El ser humano ya dejo atrás la etapa arcaica en la que su
única inquietud era cazar o recolectar para poder comer.
El
impulso de vida no se ha detenido, y
aquel “homo habilis” de hace dos millones de años ha seguido desplegando capacidades
y, con ellas, también nuevas necesidades.
Y, si en tiempos antiguos el pan y la leche saciaban la
única hambre que tenía el ser humano, pasados los milenios, surgieron hambres
nuevas. El nuevo ser se descubría a sí mismo ya no solo diseñado para
sobrevivir y no ser depredado, sino también para apreciar aspectos sutiles de
la existencia.
La inteligencia desplegó capacidades insospechadas de
lograr alimento, por lo que hombres y mujeres comenzaron a poder enfocarse en
labores que no estaban directamente relacionadas con la agricultura y la
ganadería. Estos emergentes “HOMO SAPIENS” se movilizaron hacia actividades
tales como el comercio, la religión o el arte, entre otras.
Con el tiempo, era cada vez menor el número de personas
dedicadas directamente a producir alimentos. Solo un reducido número de seres
generaba la base alimentaria de cada comunidad. Más tarde, llego la
superproducción de alimentos donde el ser humano era capaz de pagar más por un
teléfono móvil que por el alimento de varios meses.
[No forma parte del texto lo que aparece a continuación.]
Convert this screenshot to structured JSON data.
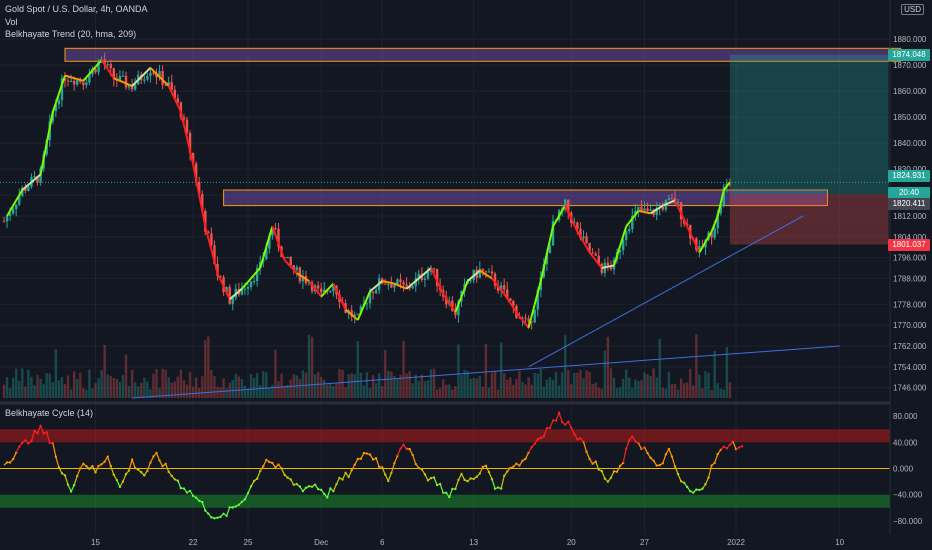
{
  "header": {
    "title": "Gold Spot / U.S. Dollar, 4h, OANDA",
    "vol": "Vol",
    "trend": "Belkhayate Trend (20, hma, 209)",
    "cycle": "Belkhayate Cycle (14)"
  },
  "currency": "USD",
  "price_tags": {
    "target": {
      "value": "1874.048",
      "color": "#26a69a"
    },
    "current": {
      "value": "1824.931",
      "color": "#26a69a"
    },
    "countdown": {
      "value": "20:40",
      "color": "#26a69a"
    },
    "entry": {
      "value": "1820.411",
      "color": "#434651"
    },
    "stop": {
      "value": "1801.037",
      "color": "#f23645"
    }
  },
  "colors": {
    "background": "#131722",
    "up": "#26a69a",
    "down": "#ef5350",
    "trend_line": "#3d6fdc",
    "zone": "#7e57c2",
    "zone_border": "#ff9800"
  },
  "chart_data": [
    {
      "type": "candlestick",
      "title": "Gold Spot / U.S. Dollar, 4h, OANDA",
      "ylim": [
        1742,
        1892
      ],
      "y_ticks": [
        1746,
        1754,
        1762,
        1770,
        1778,
        1788,
        1796,
        1804,
        1812,
        1820,
        1830,
        1840,
        1850,
        1860,
        1870,
        1880
      ],
      "y_tick_labels": [
        "1746.000",
        "1754.000",
        "1762.000",
        "1770.000",
        "1778.000",
        "1788.000",
        "1796.000",
        "1804.000",
        "1812.000",
        "1820.000",
        "1830.000",
        "1840.000",
        "1850.000",
        "1860.000",
        "1870.000",
        "1880.000"
      ],
      "x_ticks": [
        {
          "label": "15",
          "index": 15
        },
        {
          "label": "22",
          "index": 31
        },
        {
          "label": "25",
          "index": 40
        },
        {
          "label": "Dec",
          "index": 52
        },
        {
          "label": "6",
          "index": 62
        },
        {
          "label": "13",
          "index": 77
        },
        {
          "label": "20",
          "index": 93
        },
        {
          "label": "27",
          "index": 105
        },
        {
          "label": "2022",
          "index": 120
        },
        {
          "label": "10",
          "index": 137
        }
      ],
      "price_path": [
        [
          0,
          1810
        ],
        [
          3,
          1822
        ],
        [
          6,
          1828
        ],
        [
          8,
          1852
        ],
        [
          10,
          1866
        ],
        [
          13,
          1864
        ],
        [
          16,
          1872
        ],
        [
          18,
          1865
        ],
        [
          21,
          1862
        ],
        [
          24,
          1869
        ],
        [
          27,
          1862
        ],
        [
          29,
          1852
        ],
        [
          31,
          1832
        ],
        [
          33,
          1808
        ],
        [
          35,
          1790
        ],
        [
          37,
          1780
        ],
        [
          39,
          1784
        ],
        [
          42,
          1792
        ],
        [
          44,
          1808
        ],
        [
          46,
          1795
        ],
        [
          48,
          1790
        ],
        [
          50,
          1787
        ],
        [
          52,
          1781
        ],
        [
          54,
          1786
        ],
        [
          56,
          1776
        ],
        [
          58,
          1772
        ],
        [
          60,
          1783
        ],
        [
          62,
          1787
        ],
        [
          64,
          1786
        ],
        [
          66,
          1784
        ],
        [
          68,
          1788
        ],
        [
          70,
          1792
        ],
        [
          72,
          1782
        ],
        [
          74,
          1775
        ],
        [
          76,
          1787
        ],
        [
          78,
          1791
        ],
        [
          80,
          1788
        ],
        [
          82,
          1782
        ],
        [
          84,
          1775
        ],
        [
          86,
          1769
        ],
        [
          88,
          1787
        ],
        [
          90,
          1808
        ],
        [
          92,
          1816
        ],
        [
          94,
          1806
        ],
        [
          96,
          1798
        ],
        [
          98,
          1792
        ],
        [
          100,
          1793
        ],
        [
          102,
          1808
        ],
        [
          104,
          1814
        ],
        [
          106,
          1813
        ],
        [
          108,
          1816
        ],
        [
          110,
          1818
        ],
        [
          112,
          1808
        ],
        [
          114,
          1798
        ],
        [
          116,
          1806
        ],
        [
          117,
          1812
        ],
        [
          118,
          1822
        ],
        [
          119,
          1825
        ]
      ],
      "zones": [
        {
          "from_index": 10,
          "to_index": 147,
          "y_low": 1871.5,
          "y_high": 1876.5
        },
        {
          "from_index": 36,
          "to_index": 135,
          "y_low": 1816,
          "y_high": 1822
        }
      ],
      "trend_lines": [
        {
          "x1": 21,
          "y1": 1742,
          "x2": 137,
          "y2": 1762
        },
        {
          "x1": 86,
          "y1": 1754,
          "x2": 131,
          "y2": 1812
        }
      ],
      "long_position": {
        "from_index": 119,
        "to_index": 145,
        "entry": 1820.411,
        "target": 1874.048,
        "stop": 1801.037
      }
    },
    {
      "type": "line",
      "title": "Belkhayate Cycle (14)",
      "ylim": [
        -100,
        100
      ],
      "y_ticks": [
        80,
        40,
        0,
        -40,
        -80
      ],
      "y_tick_labels": [
        "80.000",
        "40.000",
        "0.000",
        "−40.000",
        "−80.000"
      ],
      "bands": [
        {
          "from": 40,
          "to": 60,
          "color": "red"
        },
        {
          "from": -60,
          "to": -40,
          "color": "green"
        }
      ],
      "series_path": [
        [
          0,
          5
        ],
        [
          3,
          35
        ],
        [
          6,
          60
        ],
        [
          8,
          40
        ],
        [
          9,
          0
        ],
        [
          11,
          -30
        ],
        [
          13,
          10
        ],
        [
          15,
          -5
        ],
        [
          17,
          20
        ],
        [
          19,
          -30
        ],
        [
          21,
          10
        ],
        [
          23,
          -10
        ],
        [
          25,
          20
        ],
        [
          27,
          -5
        ],
        [
          29,
          -25
        ],
        [
          31,
          -40
        ],
        [
          33,
          -60
        ],
        [
          35,
          -80
        ],
        [
          37,
          -65
        ],
        [
          39,
          -50
        ],
        [
          41,
          -20
        ],
        [
          43,
          15
        ],
        [
          45,
          0
        ],
        [
          47,
          -20
        ],
        [
          49,
          -30
        ],
        [
          51,
          -25
        ],
        [
          53,
          -40
        ],
        [
          55,
          -20
        ],
        [
          57,
          -5
        ],
        [
          59,
          25
        ],
        [
          61,
          15
        ],
        [
          63,
          -15
        ],
        [
          65,
          35
        ],
        [
          67,
          20
        ],
        [
          69,
          -10
        ],
        [
          71,
          -20
        ],
        [
          73,
          -45
        ],
        [
          75,
          -10
        ],
        [
          77,
          -20
        ],
        [
          79,
          5
        ],
        [
          81,
          -35
        ],
        [
          83,
          5
        ],
        [
          85,
          10
        ],
        [
          87,
          40
        ],
        [
          89,
          60
        ],
        [
          91,
          80
        ],
        [
          93,
          65
        ],
        [
          95,
          35
        ],
        [
          97,
          5
        ],
        [
          99,
          -20
        ],
        [
          101,
          0
        ],
        [
          103,
          50
        ],
        [
          105,
          30
        ],
        [
          107,
          0
        ],
        [
          109,
          25
        ],
        [
          111,
          -20
        ],
        [
          113,
          -40
        ],
        [
          115,
          -20
        ],
        [
          117,
          20
        ],
        [
          119,
          40
        ],
        [
          121,
          30
        ]
      ]
    }
  ]
}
Hemos dado pasos adelante, nuestros ojos ya no solo
sirven para controlar las amenazas de los depredadores y mirar dónde podemos
sobrevivir. Somos la única especie cuyos sentidos sirven para percibir las
evoluciones de la danza, las composiciones musicales, el juego de las palabras
y los colores. Así como muchos matices
sensoriales que conmueven nuestra alma y evocan la belleza que somos en esencia.
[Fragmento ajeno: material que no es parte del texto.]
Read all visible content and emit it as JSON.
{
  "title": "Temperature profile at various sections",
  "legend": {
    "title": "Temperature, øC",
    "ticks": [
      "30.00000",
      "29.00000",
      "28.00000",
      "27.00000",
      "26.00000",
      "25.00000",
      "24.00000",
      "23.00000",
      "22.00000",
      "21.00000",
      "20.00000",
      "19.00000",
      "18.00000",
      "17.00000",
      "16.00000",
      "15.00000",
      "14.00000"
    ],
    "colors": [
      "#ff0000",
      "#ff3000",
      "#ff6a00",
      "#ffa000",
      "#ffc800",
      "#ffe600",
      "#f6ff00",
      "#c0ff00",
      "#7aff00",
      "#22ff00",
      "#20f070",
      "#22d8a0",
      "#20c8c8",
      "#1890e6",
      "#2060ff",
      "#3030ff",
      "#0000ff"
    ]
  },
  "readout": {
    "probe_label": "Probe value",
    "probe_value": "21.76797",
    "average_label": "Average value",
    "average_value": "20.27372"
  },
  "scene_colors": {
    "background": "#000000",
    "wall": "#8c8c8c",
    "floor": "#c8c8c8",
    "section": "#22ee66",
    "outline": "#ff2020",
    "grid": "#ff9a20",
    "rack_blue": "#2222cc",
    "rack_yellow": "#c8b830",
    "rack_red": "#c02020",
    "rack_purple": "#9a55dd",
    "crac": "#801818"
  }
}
Nuestros oídos no solo parecen diseñados para oír el
chasquido de un de una rama avisando que se acerca aquello que puede comernos,
nuestros oídos también se deleitan con un Mozart. Nuestro diseño permite llegar
al éxtasis tan solo escuchando los mil y in mensaje que encierran las
combinaciones armoniosas de notas que emite cada instrumento.
Y, para que hablar de nuestras manos que no solo
construyen lanzas y arcos, sino que pueden hacer prodigios tales como el de
acariciar expresando sublimes sentimientos de ternura.
Uno intuye que el
ser humano tiene un destino que va más allá de habitar la tierra para
sobrevivir.
Tenemos una concepción cada vez más amplia de lo que
significa la vida. De hecho, el último regalo evolutivo que ésta nos ha hecho
ha sido: La consciencia, gracias a ella
nos damos cuenta de que nos damos cuenta. Y tal cualidad despliega
posibilidades insospechadas.
Una gran parte de la población mundial sacia diariamente
su estómago y, por tanto, su mirada puede enfocarse en aspectos que no dan
directamente de comer, aunque indirectamente lo hagan. Actividades tales como
el mirar las estrellas, o bien investigar en laboratorios, o participar de
círculos contemplativos y un sinnúmero más de ella que conforman la sofisticada
cultura de la raza humana.
La riqueza ya no consiste en llenar el granero y
garantizar alimento para el estómago, además debe nutrir los sueños y las
locuras de cada cual.
El nuevo alimento
que el ser humano necesita contiene las “proteínas de la conciencia” Que
permiten reconocernos como seres trascendentes.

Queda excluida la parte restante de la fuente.